The company is making a profit of $148m in 2014 before one off impairment charges on known Athena, Beatrice and Anglia with no decommission costs on the horizon. Existing production will increase in 2015 to 12,000 bopd 95% oil and 12,500 bopd has been generated in Q1 2015. Breakeven for 2015 up to mid 2016 is $10 a barrel all in cost.
Combine with the new hedge programme extended to 8,300bopd to $91 per barrel with $60m cash gain lump sum out of $80m, together with 4,000bopd from july 2016-17 at $69 a barrel. One has to think oil right now is trading around $55 Brent so well over 70% of production is now hedged above todays prices, can you tell me another oil stock listed that has better hedged prices on most of its production?
Ekofish Stella well results were mentioned as positive with extended flow rates due April is a real catalyst for the stock.Remember this is a production well so will not have the highest flow rate in the deeper zone. However the company mentioned positive comments 60ft thick net reservoir which should add to reserves and production figures for Stella development in the short term.
There is also interesting exploration activity in 2015 both in Norway non core fully benefiting from tax arrangements on drill costs 78% refunds. These drills are Snomus well Q2 and Myrhauk well Q3 2015 close to existing field discoveries and infastructure.
Onto Ithaca strong financial position and balance sheet. With the support of the companies banking syndicate mentioning extension of reserve based lending facility to 3Q 2018. Any concerns have been reduced regarding debt with no bonds refinance due till 2019 so no heavy dilution here. Combined with expenditure 2015 $150 a cut of 60%, hoping for less mentioned in webcast and $50m in 2016 shows a vast profit margin to be gained. Debt also has room to move up to $1.010m.

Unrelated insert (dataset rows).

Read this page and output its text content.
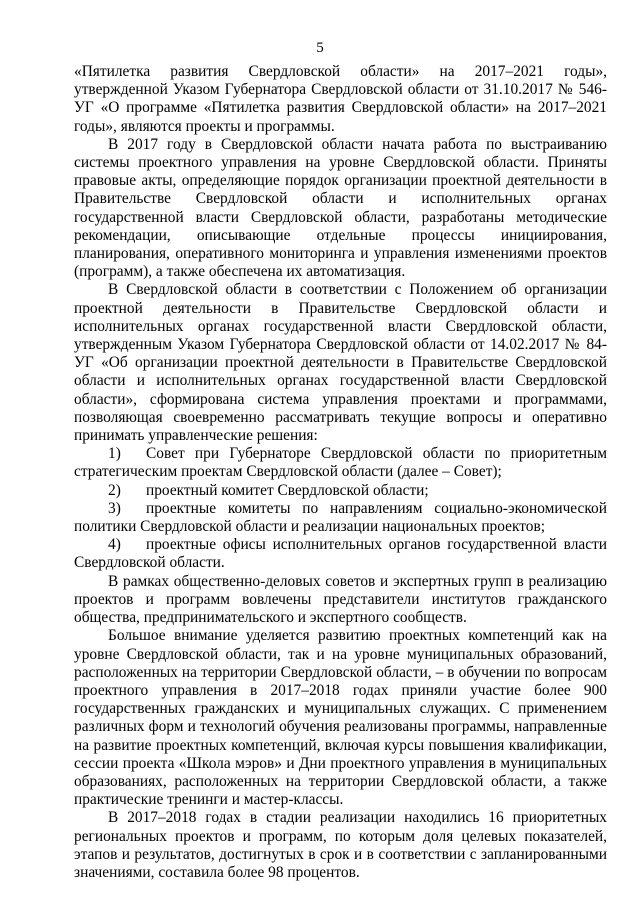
5

«Пятилетка развития Свердловской области» на 2017–2021 годы», утвержденной Указом Губернатора Свердловской области от 31.10.2017 № 546-УГ «О программе «Пятилетка развития Свердловской области» на 2017–2021 годы», являются проекты и программы.

В 2017 году в Свердловской области начата работа по выстраиванию системы проектного управления на уровне Свердловской области. Приняты правовые акты, определяющие порядок организации проектной деятельности в Правительстве Свердловской области и исполнительных органах государственной власти Свердловской области, разработаны методические рекомендации, описывающие отдельные процессы инициирования, планирования, оперативного мониторинга и управления изменениями проектов (программ), а также обеспечена их автоматизация.

В Свердловской области в соответствии с Положением об организации проектной деятельности в Правительстве Свердловской области и исполнительных органах государственной власти Свердловской области, утвержденным Указом Губернатора Свердловской области от 14.02.2017 № 84-УГ «Об организации проектной деятельности в Правительстве Свердловской области и исполнительных органах государственной власти Свердловской области», сформирована система управления проектами и программами, позволяющая своевременно рассматривать текущие вопросы и оперативно принимать управленческие решения:

1) Совет при Губернаторе Свердловской области по приоритетным стратегическим проектам Свердловской области (далее – Совет);

2) проектный комитет Свердловской области;

3) проектные комитеты по направлениям социально-экономической политики Свердловской области и реализации национальных проектов;

4) проектные офисы исполнительных органов государственной власти Свердловской области.

В рамках общественно-деловых советов и экспертных групп в реализацию проектов и программ вовлечены представители институтов гражданского общества, предпринимательского и экспертного сообществ.

Большое внимание уделяется развитию проектных компетенций как на уровне Свердловской области, так и на уровне муниципальных образований, расположенных на территории Свердловской области, – в обучении по вопросам проектного управления в 2017–2018 годах приняли участие более 900 государственных гражданских и муниципальных служащих. С применением различных форм и технологий обучения реализованы программы, направленные на развитие проектных компетенций, включая курсы повышения квалификации, сессии проекта «Школа мэров» и Дни проектного управления в муниципальных образованиях, расположенных на территории Свердловской области, а также практические тренинги и мастер-классы.

В 2017–2018 годах в стадии реализации находились 16 приоритетных региональных проектов и программ, по которым доля целевых показателей, этапов и результатов, достигнутых в срок и в соответствии с запланированными значениями, составила более 98 процентов.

Cenko state “Slippage of GSA has caused market overreaction does not adequately recognize Ithaca Energy value and strong position in relation to its peers. Ithaca has very little decommissioning exposure and not dependent on growth from exploration. Well placed to repay debt with significant headroom allowing further acqusition opportunites as peers move into distressed situations”.
I agree with this statement, short term its all about the Stella well and Ythan production due to be online mid 2015 with Wyche Farm upgrades, while adding potential production assets from distressed companies in the North Sea all happening in 2015. Not to forget the two cost non core exploration wells. With Stella field coming online in H12016 more than doubling production with 16,000bopd net.
Another point to mention is Ithaca Energy itself being a takeover target in 2015. Because if value is not reflected whetever the reason a significant premium could be paid such as the Nautical Petroleum bid by Cairn Energy, we all know for example Premier Oil has stated its looking for North Sea production assets in H2 2015. I expect a big increase in M&A during the second half which will in the worse case push Ithaca Energy value up. However i am hoping the company makes it to Mid 2016 with a return to £1.95 based on the charts and a conservative oil price forcast for 2016.